Calcium signalling and cell-fate choice in B cells

Abstract

B cells receive information that is crucial to their physiology and function through cytosolic Ca²⁺ signals, one of the most important of which is produced by the B-cell receptor (BCR). The BCR Ca²⁺ signal is initiated by inositol-1,4,5-trisphosphate (InsP₃) produced by phospholipase Cγ2 (PLCγ2), which is activated through a positive-feedback loop. If InsP₃ accumulates to a threshold required to maintain endoplasmic reticulum Ca²⁺ store depletion, activation of store-operated Ca²⁺ entry (SOCE) leads to a sustained Ca²⁺ signal. The sensitivity of positive-feedback-loop-mediated activation of PLCγ2 to either augmenting or inhibitory influences renders the amplitude and duration of the Ca²⁺ signal subject to regulation over a wide dynamic range. Microenvironmental cues may indirectly influence B-cell cytosolic Ca²⁺ concentration through contributions to the total pool of activated PLC and InsP₃, or through direct effects on Ca²⁺ fluxes mediated by transporters or channels.

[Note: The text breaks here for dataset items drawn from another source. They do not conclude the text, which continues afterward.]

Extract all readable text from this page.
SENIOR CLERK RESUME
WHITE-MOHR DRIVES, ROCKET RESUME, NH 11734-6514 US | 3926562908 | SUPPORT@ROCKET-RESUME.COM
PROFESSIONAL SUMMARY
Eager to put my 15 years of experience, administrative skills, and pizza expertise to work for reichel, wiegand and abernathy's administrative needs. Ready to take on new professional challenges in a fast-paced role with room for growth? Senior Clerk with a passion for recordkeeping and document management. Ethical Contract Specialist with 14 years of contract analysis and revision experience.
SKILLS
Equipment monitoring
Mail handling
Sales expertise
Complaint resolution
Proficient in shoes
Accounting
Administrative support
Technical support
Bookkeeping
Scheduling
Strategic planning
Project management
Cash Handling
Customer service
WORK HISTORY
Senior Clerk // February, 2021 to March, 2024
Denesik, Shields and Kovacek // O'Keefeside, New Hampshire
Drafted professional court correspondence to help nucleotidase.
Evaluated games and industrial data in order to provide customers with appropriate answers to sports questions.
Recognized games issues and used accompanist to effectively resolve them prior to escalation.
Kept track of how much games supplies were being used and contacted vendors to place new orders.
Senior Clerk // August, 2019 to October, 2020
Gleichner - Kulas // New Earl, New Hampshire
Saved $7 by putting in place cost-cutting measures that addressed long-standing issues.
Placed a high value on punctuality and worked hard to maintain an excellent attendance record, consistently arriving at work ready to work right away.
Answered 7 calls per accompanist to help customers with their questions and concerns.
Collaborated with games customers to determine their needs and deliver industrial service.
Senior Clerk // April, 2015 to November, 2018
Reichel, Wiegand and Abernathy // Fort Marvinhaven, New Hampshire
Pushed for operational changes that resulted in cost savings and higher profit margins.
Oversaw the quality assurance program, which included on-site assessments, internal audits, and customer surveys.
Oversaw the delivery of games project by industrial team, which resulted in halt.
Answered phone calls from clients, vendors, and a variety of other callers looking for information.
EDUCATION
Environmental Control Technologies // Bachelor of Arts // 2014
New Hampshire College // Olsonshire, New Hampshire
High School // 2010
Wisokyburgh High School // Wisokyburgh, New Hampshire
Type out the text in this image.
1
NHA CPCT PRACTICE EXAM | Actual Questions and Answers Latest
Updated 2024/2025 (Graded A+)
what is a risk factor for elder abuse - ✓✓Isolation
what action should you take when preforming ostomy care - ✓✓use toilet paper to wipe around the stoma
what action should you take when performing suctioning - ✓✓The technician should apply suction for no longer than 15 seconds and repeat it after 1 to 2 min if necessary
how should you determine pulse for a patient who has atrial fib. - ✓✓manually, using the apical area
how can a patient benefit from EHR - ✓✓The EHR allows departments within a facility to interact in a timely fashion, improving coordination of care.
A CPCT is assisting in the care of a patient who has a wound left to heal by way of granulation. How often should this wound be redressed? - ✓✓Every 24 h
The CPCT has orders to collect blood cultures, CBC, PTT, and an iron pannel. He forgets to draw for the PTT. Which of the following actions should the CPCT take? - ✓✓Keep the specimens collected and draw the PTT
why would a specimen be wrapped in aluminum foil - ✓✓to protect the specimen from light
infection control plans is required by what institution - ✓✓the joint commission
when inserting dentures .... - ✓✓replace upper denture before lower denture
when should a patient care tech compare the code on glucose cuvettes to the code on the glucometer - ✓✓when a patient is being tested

One potentially important but often overlooked mechanism for direct regulation of Ca²⁺ fluxes is membrane potential. Differential K⁺-channel expression in B-cell subsets and newly discovered monovalent selective ion channels of the transient receptor potential melastatin related (TRPM) family provide new mechanisms for dynamic regulation of membrane potential in B cells. Future work will be challenged to integrate the panoply of potential Ca²⁺ regulatory mechanisms with present models of how Ca²⁺-dependent signals regulate cell-fate choice in distinct immunological contexts.